Pasó malos ratos a costa de satisfacer sus recientes caprichos hasta bien entrada la tarde, cuando un fuerte trueno repercutió en el interior de la casa causando un gran estruendo a la vez que unos fuertes golpes en la puerta la sobresaltaron a tal punto de paralizarle los latidos y hacerla estremecer. Se dirigió hacia el tosco llamado recelosa y abrió con cautela. Una fuerte brisa se adentró de golpe y sin invitación alborotándole con total desvergüenza las prendas y la desenvuelta cabellera, cargada de la humedad de la lluvia que empezaba a galopar contra el suelo sin piedad, macerando la tierra que bostezaba emanando el hálito de su letargo.
Un tronco macizo y fornido invadió el vano de la puerta al tiempo que una de sus robustas ramas se atrancaba bruscamente en la jamba, ocupando todo su campo de visión. Se quedó en seco, paralizada por la impresión.

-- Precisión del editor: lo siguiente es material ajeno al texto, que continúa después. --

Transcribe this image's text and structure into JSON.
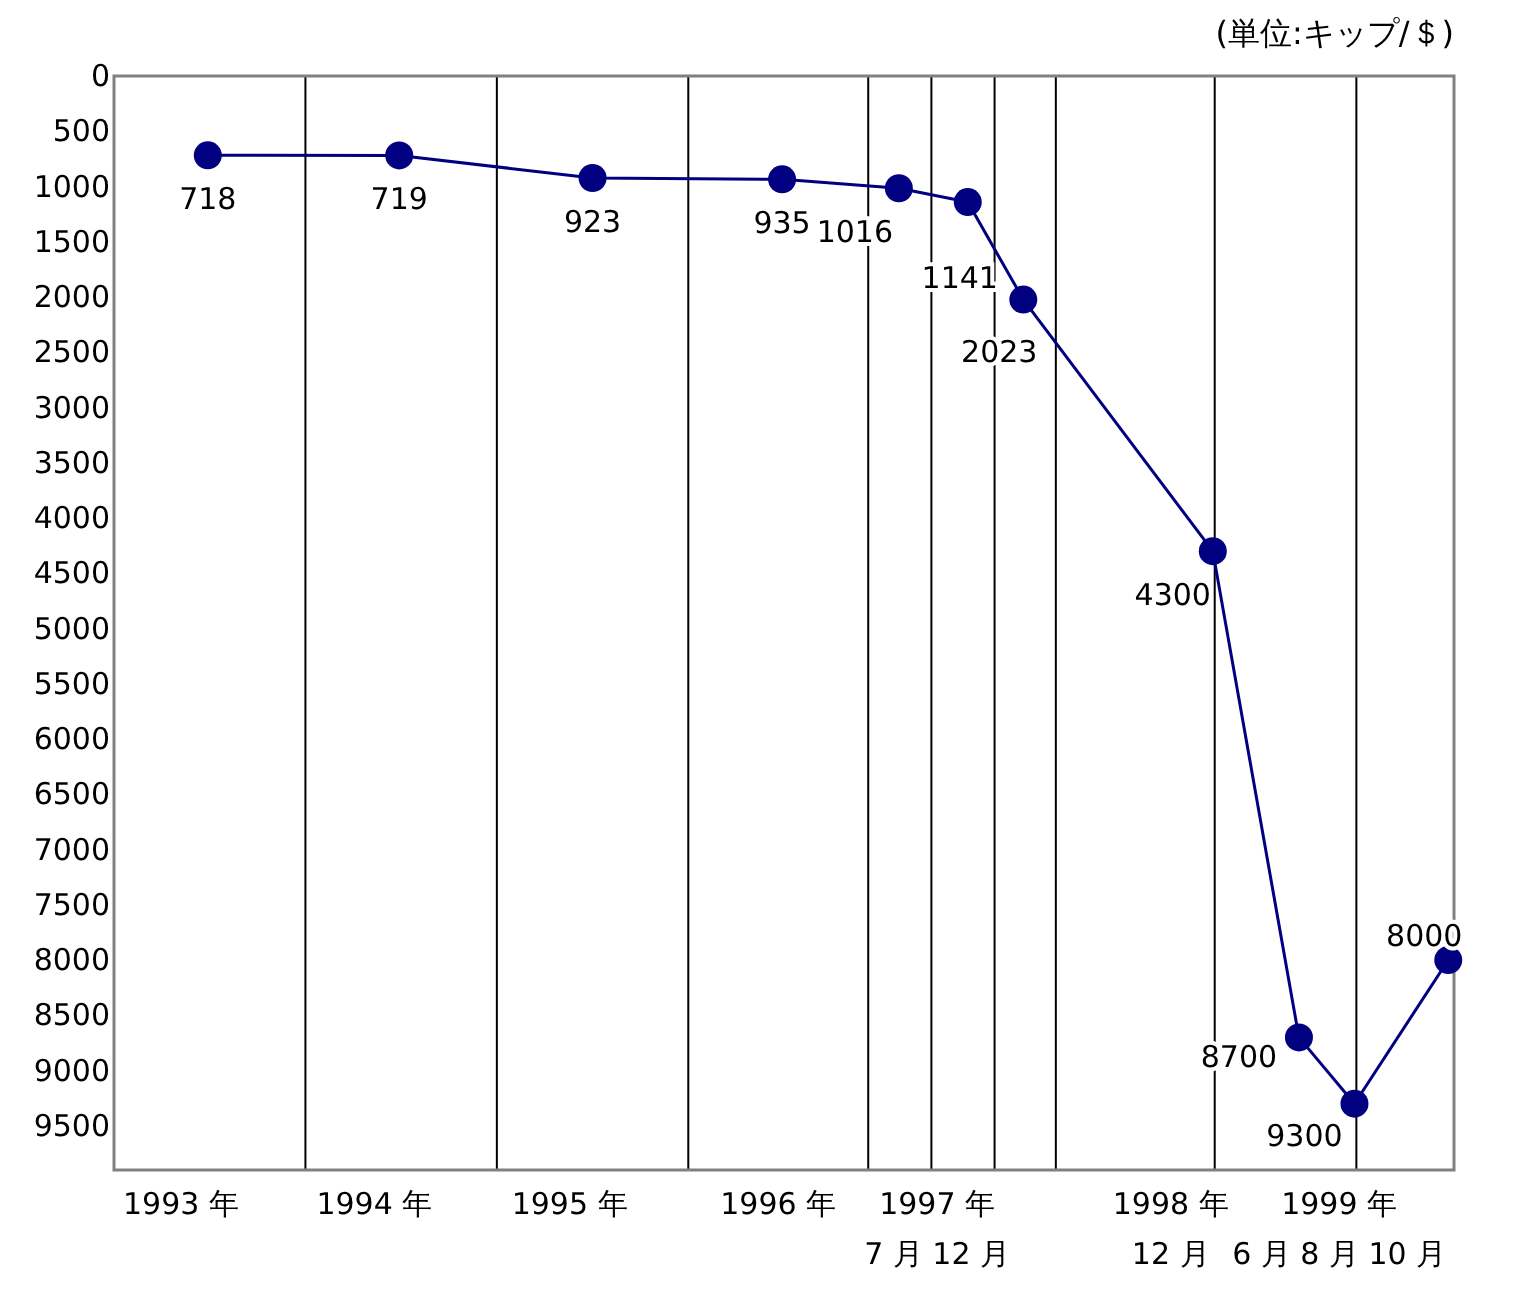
{
  "chart_data": {
    "type": "line",
    "annotations": [
      "(単位:キップ/＄)"
    ],
    "x": [
      1993.49,
      1994.49,
      1995.5,
      1996.49,
      1997.1,
      1997.46,
      1997.75,
      1998.74,
      1999.19,
      1999.48,
      1999.97
    ],
    "series": [
      {
        "color": "#000080",
        "values": [
          718,
          719,
          923,
          935,
          1016,
          1141,
          2023,
          4300,
          8700,
          9300,
          8000
        ]
      }
    ],
    "data_labels": true,
    "marker": "circle",
    "line_style": "solid",
    "xlim": [
      1993,
      2000
    ],
    "xticks": [
      {
        "value": 1993.35,
        "label": "1993 年"
      },
      {
        "value": 1994.36,
        "label": "1994 年"
      },
      {
        "value": 1995.38,
        "label": "1995 年"
      },
      {
        "value": 1996.47,
        "label": "1996 年"
      },
      {
        "value": 1997.3,
        "label": "1997 年\n7 月 12 月"
      },
      {
        "value": 1998.52,
        "label": "1998 年\n12 月"
      },
      {
        "value": 1999.4,
        "label": "1999 年\n6 月 8 月 10 月"
      }
    ],
    "ylim": [
      9900,
      0
    ],
    "yticks": [
      0,
      500,
      1000,
      1500,
      2000,
      2500,
      3000,
      3500,
      4000,
      4500,
      5000,
      5500,
      6000,
      6500,
      7000,
      7500,
      8000,
      8500,
      9000,
      9500
    ],
    "ref_lines": [
      {
        "axis": "x",
        "value": 1994,
        "color": "#000000"
      },
      {
        "axis": "x",
        "value": 1995,
        "color": "#000000"
      },
      {
        "axis": "x",
        "value": 1996,
        "color": "#000000"
      },
      {
        "axis": "x",
        "value": 1996.94,
        "color": "#000000"
      },
      {
        "axis": "x",
        "value": 1997.27,
        "color": "#000000"
      },
      {
        "axis": "x",
        "value": 1997.6,
        "color": "#000000"
      },
      {
        "axis": "x",
        "value": 1997.92,
        "color": "#000000"
      },
      {
        "axis": "x",
        "value": 1998.75,
        "color": "#000000"
      },
      {
        "axis": "x",
        "value": 1999.49,
        "color": "#000000"
      }
    ],
    "grid": false
  }
}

Cayó tan de bruces a ella que podía notar el agua resbalando rauda por su superficie.
“Ahora sí no tengo salida” –pensó impávida, presa de su propia turbación.
Ahí estaba, frente a ella, el motivo de su desvelo y reciente malestar echando todas sus precauciones y anhelos de olvidarlo por la borda; para colmo de males y para acentuar su descaro, con el torso pétreo y resplandeciente en gotas de agua al descubierto. Estaba pasmada, casi hipnotizada viéndolo, mientras en sus pensamientos se agolpaban imágenes de las últimas pesadillas de las que empezaba a aterrorizarle considerablemente el hecho de que solo fuesen sueños. Entonces lo escuchó resuelto, decidido, con esa determinación y virilidad que estaba impresa en cada uno de sus músculos:
–Se ha llevado usted una prenda mía y yo de aquí no me marcho hasta llevarme una suya.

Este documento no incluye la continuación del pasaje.